Sentiment on Thursday was helped by data releases from the United States indicating stronger labour market conditions and subdued inflation pressures.
But the market's progress was limited by minutes of the U.S. Federal Reserve's October 29-30 meeting showing bank officials felt they could start scaling back the asset purchase programme at one of its next few meetings if economic conditions warranted it.
The stimulus has proved a major driver for the UK benchmark index, which has risen around 20 percent in the past year as investors have moved out of safe bonds and into higher-yielding assets, such as stocks.
Some traders reckon this has left valuations looking stretched, with the FTSE 100 trading at a 12-month forward price/earnings ratio of 12.7 times, above its 10-year average of 12 times, according to Thomson Reuters Datastream.

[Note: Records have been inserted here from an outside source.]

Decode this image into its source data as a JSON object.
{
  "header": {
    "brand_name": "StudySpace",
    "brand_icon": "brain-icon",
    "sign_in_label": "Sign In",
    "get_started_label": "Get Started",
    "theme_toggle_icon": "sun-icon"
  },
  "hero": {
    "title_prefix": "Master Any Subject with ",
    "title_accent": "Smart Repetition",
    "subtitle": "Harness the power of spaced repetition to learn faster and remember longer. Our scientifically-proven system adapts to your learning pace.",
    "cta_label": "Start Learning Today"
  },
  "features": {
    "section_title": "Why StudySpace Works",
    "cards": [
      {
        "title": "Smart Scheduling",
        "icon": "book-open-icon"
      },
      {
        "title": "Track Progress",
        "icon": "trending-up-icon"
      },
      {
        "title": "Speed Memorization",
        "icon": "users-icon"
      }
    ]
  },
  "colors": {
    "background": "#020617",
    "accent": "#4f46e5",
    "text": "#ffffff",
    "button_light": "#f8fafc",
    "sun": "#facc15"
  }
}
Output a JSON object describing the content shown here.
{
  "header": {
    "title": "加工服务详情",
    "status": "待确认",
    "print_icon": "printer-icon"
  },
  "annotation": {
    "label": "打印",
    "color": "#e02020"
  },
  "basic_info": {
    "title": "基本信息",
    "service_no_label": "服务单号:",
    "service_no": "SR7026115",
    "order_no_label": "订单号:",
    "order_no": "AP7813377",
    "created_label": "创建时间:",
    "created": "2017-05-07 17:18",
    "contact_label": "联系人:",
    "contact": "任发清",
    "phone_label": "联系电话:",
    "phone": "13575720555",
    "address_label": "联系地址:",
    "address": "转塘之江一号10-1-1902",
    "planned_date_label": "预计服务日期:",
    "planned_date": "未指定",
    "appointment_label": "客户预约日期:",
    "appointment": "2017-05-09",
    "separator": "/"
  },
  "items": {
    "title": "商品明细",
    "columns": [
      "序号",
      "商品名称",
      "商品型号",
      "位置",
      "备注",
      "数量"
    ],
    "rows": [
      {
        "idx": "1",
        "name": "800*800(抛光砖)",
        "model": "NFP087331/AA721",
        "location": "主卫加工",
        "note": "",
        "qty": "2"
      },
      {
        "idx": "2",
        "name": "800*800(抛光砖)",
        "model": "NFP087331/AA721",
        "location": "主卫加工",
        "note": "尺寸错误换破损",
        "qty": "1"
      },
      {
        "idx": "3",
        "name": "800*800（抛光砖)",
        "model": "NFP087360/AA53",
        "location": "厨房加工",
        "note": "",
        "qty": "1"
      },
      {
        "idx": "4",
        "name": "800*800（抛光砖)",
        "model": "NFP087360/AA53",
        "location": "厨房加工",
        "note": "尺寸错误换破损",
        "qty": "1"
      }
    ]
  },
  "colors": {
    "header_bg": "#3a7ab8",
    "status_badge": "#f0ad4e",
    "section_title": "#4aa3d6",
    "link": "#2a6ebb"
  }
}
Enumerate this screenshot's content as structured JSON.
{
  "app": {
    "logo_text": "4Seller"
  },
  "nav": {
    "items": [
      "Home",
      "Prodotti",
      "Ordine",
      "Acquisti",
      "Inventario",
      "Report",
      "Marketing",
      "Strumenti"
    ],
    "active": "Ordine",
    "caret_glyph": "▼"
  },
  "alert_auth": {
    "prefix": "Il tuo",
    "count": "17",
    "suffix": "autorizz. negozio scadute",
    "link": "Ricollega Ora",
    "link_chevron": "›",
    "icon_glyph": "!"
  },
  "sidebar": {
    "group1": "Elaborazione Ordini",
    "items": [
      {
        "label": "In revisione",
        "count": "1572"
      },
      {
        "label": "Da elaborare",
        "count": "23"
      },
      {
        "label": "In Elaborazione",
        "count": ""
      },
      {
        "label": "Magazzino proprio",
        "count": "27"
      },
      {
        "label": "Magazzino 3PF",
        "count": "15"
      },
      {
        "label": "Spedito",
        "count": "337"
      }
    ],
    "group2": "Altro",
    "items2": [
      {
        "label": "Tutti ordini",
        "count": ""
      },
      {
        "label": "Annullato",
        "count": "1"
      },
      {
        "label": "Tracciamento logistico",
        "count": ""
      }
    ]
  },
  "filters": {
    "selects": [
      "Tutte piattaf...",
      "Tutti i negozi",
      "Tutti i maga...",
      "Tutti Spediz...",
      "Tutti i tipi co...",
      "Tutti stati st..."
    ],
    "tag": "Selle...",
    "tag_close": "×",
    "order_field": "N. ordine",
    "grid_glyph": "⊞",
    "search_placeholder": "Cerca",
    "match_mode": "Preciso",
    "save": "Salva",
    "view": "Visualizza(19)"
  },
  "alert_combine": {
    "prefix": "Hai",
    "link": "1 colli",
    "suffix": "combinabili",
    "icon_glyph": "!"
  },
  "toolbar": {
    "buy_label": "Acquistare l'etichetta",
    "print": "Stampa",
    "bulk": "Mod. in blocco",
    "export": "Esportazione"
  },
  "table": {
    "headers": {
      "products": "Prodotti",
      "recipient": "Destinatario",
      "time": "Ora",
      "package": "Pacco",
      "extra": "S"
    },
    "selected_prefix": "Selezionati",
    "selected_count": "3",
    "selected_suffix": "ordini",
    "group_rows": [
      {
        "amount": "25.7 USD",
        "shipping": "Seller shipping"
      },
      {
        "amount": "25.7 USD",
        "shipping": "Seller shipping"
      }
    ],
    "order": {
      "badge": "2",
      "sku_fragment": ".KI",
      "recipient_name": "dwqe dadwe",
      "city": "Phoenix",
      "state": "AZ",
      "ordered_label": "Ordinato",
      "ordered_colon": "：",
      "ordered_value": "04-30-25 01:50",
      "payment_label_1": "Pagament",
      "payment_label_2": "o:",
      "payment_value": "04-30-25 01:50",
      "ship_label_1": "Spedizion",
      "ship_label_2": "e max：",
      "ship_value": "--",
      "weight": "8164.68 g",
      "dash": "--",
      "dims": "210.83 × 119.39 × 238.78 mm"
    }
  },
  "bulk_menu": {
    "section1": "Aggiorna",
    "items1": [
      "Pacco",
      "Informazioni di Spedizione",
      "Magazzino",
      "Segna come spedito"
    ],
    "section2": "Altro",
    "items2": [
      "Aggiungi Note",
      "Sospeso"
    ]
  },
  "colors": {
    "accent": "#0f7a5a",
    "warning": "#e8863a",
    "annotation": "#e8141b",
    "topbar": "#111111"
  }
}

"Although the markets knew (stimulus withdrawal) was coming, and to an extent has been priced in for a while now, I believe there is scope for a sell-off as some traders look to close positions and lock in profits," Sanlam Securities' head of trading Mark Ward said.
News of slowing factory growth in top metals consumer China also capped Britain's miners-heavy exchange.
Antofagasta, off 1.2 percent, was downgraded by UBS on Thursday, to "neutral" from "buy", with the investment bank citing concern over the outlook for copper.